By Alex Millman and Lindsay Carroll, NRA Legal

Written contracts are a staple of legal relationships, including the employment relationship. They are not without their problems – long, complicated, wordy, incomprehensible, full of legalese … as lawyers, we have heard all of these complaints.

To combat this, engineering and infrastructure consultancy Aurecon have introduced the first ‘visual’ employment contracts in Australia – documents which use comic strips to illustrate the provisions of the contract.

The idea of visual contracts was given a boost when former Chief Justice of the High Court, Robert French, remarked late last year that so long as the meaning of a visual contract can be discerned, it should hold up to legal scrutiny.

However, both unions and industry groups have reservations about the idea.

“The key issue is the caveat included by the former Chief Justice – so long the contract is capable of being given meaning,” says Lindsay Carroll, Director of NRA Legal.

“We know that written contracts can be disastrous if not carefully constructed and underlying it all is this idea of the ‘ordinary, natural meaning’ of the word; that is, what is its dictionary definition.”
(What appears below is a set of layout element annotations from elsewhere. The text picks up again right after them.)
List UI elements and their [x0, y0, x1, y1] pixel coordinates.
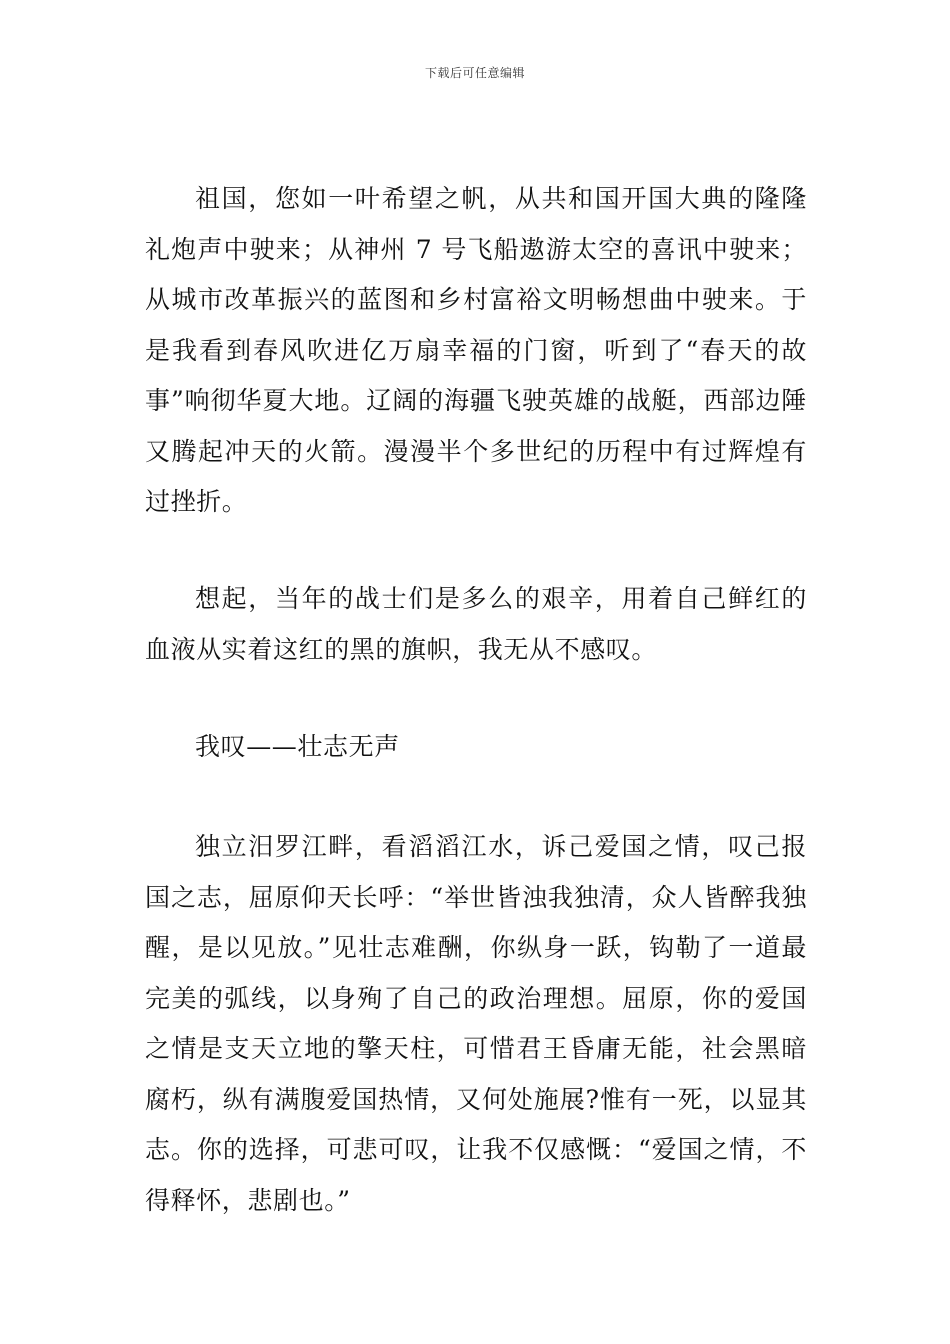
paragraph-qu-yuan: 独立汨罗江畔，看滔滔江水，诉己爱国之情，叹己报国之志，屈原仰天长呼：“举世皆浊我独清，众人皆醉我独醒，是以见放。”见壮志难酬，你纵身一跃，钩勒了一道最完美的弧线，以身殉了自己的政治理想。屈原，你的爱国之情是支天立地的擎天柱，可惜君王昏庸无能，社会黑暗腐朽，纵有满腹爱国热情，又何处施展?惟有一死，以显其志。你的选择，可悲可叹，让我不仅感慨：“爱国之情，不得释怀，悲剧也。” [145, 832, 807, 1215]
section-heading-ambition: 我叹——壮志无声 [195, 732, 400, 761]
page-header-note: 下载后可任意编辑 [424, 66, 525, 80]
paragraph-soldiers-hardship: 想起，当年的战士们是多么的艰辛，用着自己鲜红的血液从实着这红的黑的旗帜，我无从不感叹。 [145, 584, 807, 664]
paragraph-motherland-sail: 祖国，您如一叶希望之帆，从共和国开国大典的隆隆礼炮声中驶来；从神州 7 号飞船遨游太空的喜讯中驶来；从城市改革振兴的蓝图和乡村富裕文明畅想曲中驶来。于是我看到春风吹进亿万扇幸福的门窗，听到了“春天的故事”响彻华夏大地。辽阔的海疆飞驶英雄的战艇，西部边陲又腾起冲天的火箭。漫漫半个多世纪的历程中有过辉煌有过挫折。 [145, 184, 807, 516]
“There is no dictionary which gives the meaning of a picture.”

The courts have, over centuries, developed rules for how written contracts are to be interpreted. Many of these may seem strange, but they are bread and butter to legal professionals. Conversely, there are no rules for the interpretation of visual contracts, so these existing rules will need to be adapted to fit this new circumstance. Whether they can be adapted – and how well they adapt – is entirely unknown.

In the employment law area, we at NRA Legal are not too sure that art is the best method of communicating contractual terms like confidentiality, intellectual property and restraint of trade. Similarly, there are certain terms which must be agreed to in writing – such as the hours of part-time employees under a modern award – and we are reasonably confident that Parliament did not intend for such a term to be in comic-strip form.

At the end of the day, whilst visual contracts may be an innovation and appear less confronting to employees, NRA Legal is of the view that the written word will remain the dominate force in the legal area for quite some time yet.

As Ms Carroll says, “We’re dealing with an innovation in the documentation of legal obligations; let someone else be the first to argue it in court.”

In the meantime, enjoy the new meaning given to the expression “draw up a contract”.